Batıda, Kapitalizmin ve sanayi devriminin doğurduğu çarpıklıklara bir çözüm olarak ortaya çıkan sosyal devlet uygulaması, varolan yaygın kanaatin aksine sol bir uygulamaydı. Bilhassa 19. Yüzyılın ikinci yarısı ve 20. Yüzyılda kendisini hissettiren Marksist ideolojinin rijit yönlerinin kapitalizm tarafından içselleştirilmesi ve kapitalist sistemin devamına yönelik oluşan doğal refleksin realize edilmesi anlamına geliyordu.

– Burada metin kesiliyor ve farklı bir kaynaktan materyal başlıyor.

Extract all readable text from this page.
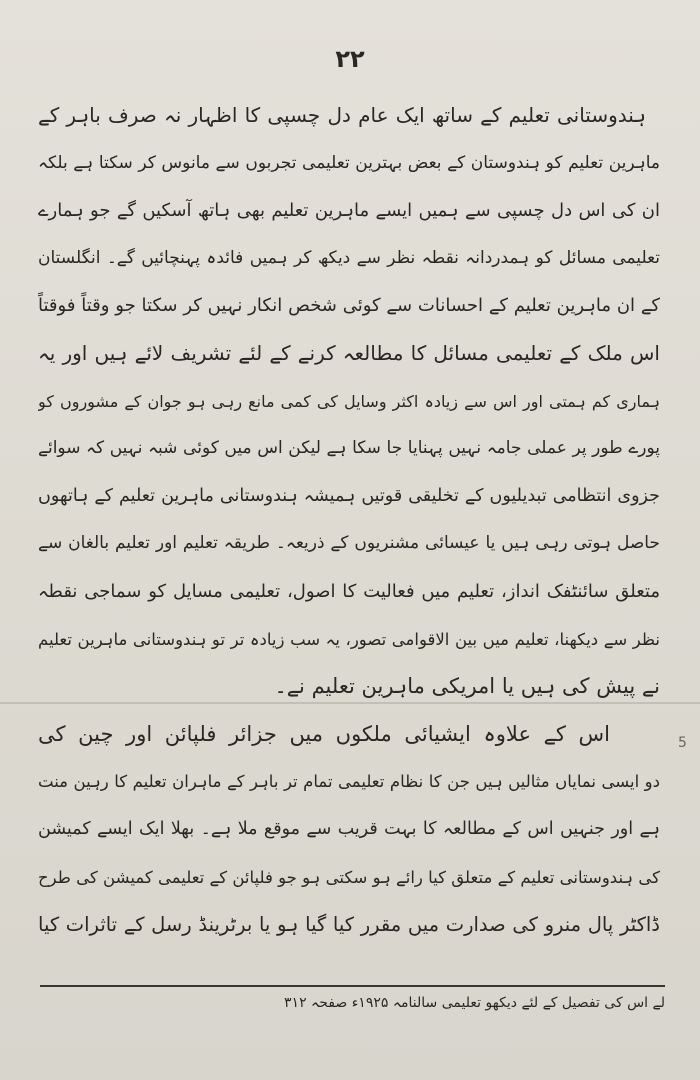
۲۲
ہندوستانی تعلیم کے ساتھ ایک عام دل چسپی کا اظہار نہ صرف باہر کے
ماہرین تعلیم کو ہندوستان کے بعض بہترین تعلیمی تجربوں سے مانوس کر سکتا ہے بلکہ
ان کی اس دل چسپی سے ہمیں ایسے ماہرین تعلیم بھی ہاتھ آسکیں گے جو ہمارے
تعلیمی مسائل کو ہمدردانہ نقطہ نظر سے دیکھ کر ہمیں فائدہ پہنچائیں گے۔ انگلستان
کے ان ماہرین تعلیم کے احسانات سے کوئی شخص انکار نہیں کر سکتا جو وقتاً فوقتاً
اس ملک کے تعلیمی مسائل کا مطالعہ کرنے کے لئے تشریف لائے ہیں اور یہ
ہماری کم ہمتی اور اس سے زیادہ اکثر وسایل کی کمی مانع رہی ہو جوان کے مشوروں کو
پورے طور پر عملی جامہ نہیں پہنایا جا سکا ہے لیکن اس میں کوئی شبہ نہیں کہ سوائے
جزوی انتظامی تبدیلیوں کے تخلیقی قوتیں ہمیشہ ہندوستانی ماہرین تعلیم کے ہاتھوں
حاصل ہوتی رہی ہیں یا عیسائی مشنریوں کے ذریعہ۔ طریقہ تعلیم اور تعلیم بالغان سے
متعلق سائنٹفک انداز، تعلیم میں فعالیت کا اصول، تعلیمی مسایل کو سماجی نقطہ
نظر سے دیکھنا، تعلیم میں بین الاقوامی تصور، یہ سب زیادہ تر تو ہندوستانی ماہرین تعلیم
نے پیش کی ہیں یا امریکی ماہرین تعلیم نے۔
اس کے علاوہ ایشیائی ملکوں میں جزائر فلپائن اور چین کی
دو ایسی نمایاں مثالیں ہیں جن کا نظام تعلیمی تمام تر باہر کے ماہران تعلیم کا رہین منت
ہے اور جنہیں اس کے مطالعہ کا بہت قریب سے موقع ملا ہے۔ بھلا ایک ایسے کمیشن
کی ہندوستانی تعلیم کے متعلق کیا رائے ہو سکتی ہو جو فلپائن کے تعلیمی کمیشن کی طرح
ڈاکٹر پال منرو کی صدارت میں مقرر کیا گیا ہو یا برٹرینڈ رسل کے تاثرات کیا
5
لے اس کی تفصیل کے لئے دیکھو تعلیمی سالنامہ ۱۹۲۵ء صفحہ ۳۱۲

Sosyal devlet kavramı iktisadi açıdan gelişmiş ülkelerin kendi iç problemlerini bir nebze olsun halledebildi fakat gelişmekte olan ülkeler statüsündeki devletler ve iktisaden çok sefil durumdaki ülkelerde ne uluslararası finans kuruluşları ne de BM çerçevesindeki yardım kuruluşları göstermeliğin ötesinde bir çözüm üretebiliyorlar.

Dünya sisteminin kontrolünü elinde tutan güçlerin etki alanındaki medya çabalarıyla büyütülen bu çalışmalar açılan uçurumun ve büyüyen problemlerin boyutunu gizleyemiyorlar.

Son günlerde Etopya’da açlık sınırındaki insanlar için yapılan müzik gösterileri ve Irak’lı mülteciler için düzenlenen Pavarotti konserleri bu noktadaki en son örneklerden sadece bir kaçı olarak gözümüze çarpmaktadır.

Çözüm ne derece mümkün?

İnsanlık tarihinde haksızlık ve adaletsizliklerin bir çok örneği mevcuttur. Bazı örnekler ise, sonuç olarak iyi görünse de yapılışı veya gerçekleştirilişi sırasında başvurulan yöntemler ve araçlar itibariyle tasvip edilmesi imkansızdır. Daha evvel bahsettiklerimizi toparlarsak, Batının Sanayileşme Serüveni ve bugün geldiği noktanın arka planını incelediğimizde de insanlık değerleri açısından çok önemli kusurları görebilmekteyiz.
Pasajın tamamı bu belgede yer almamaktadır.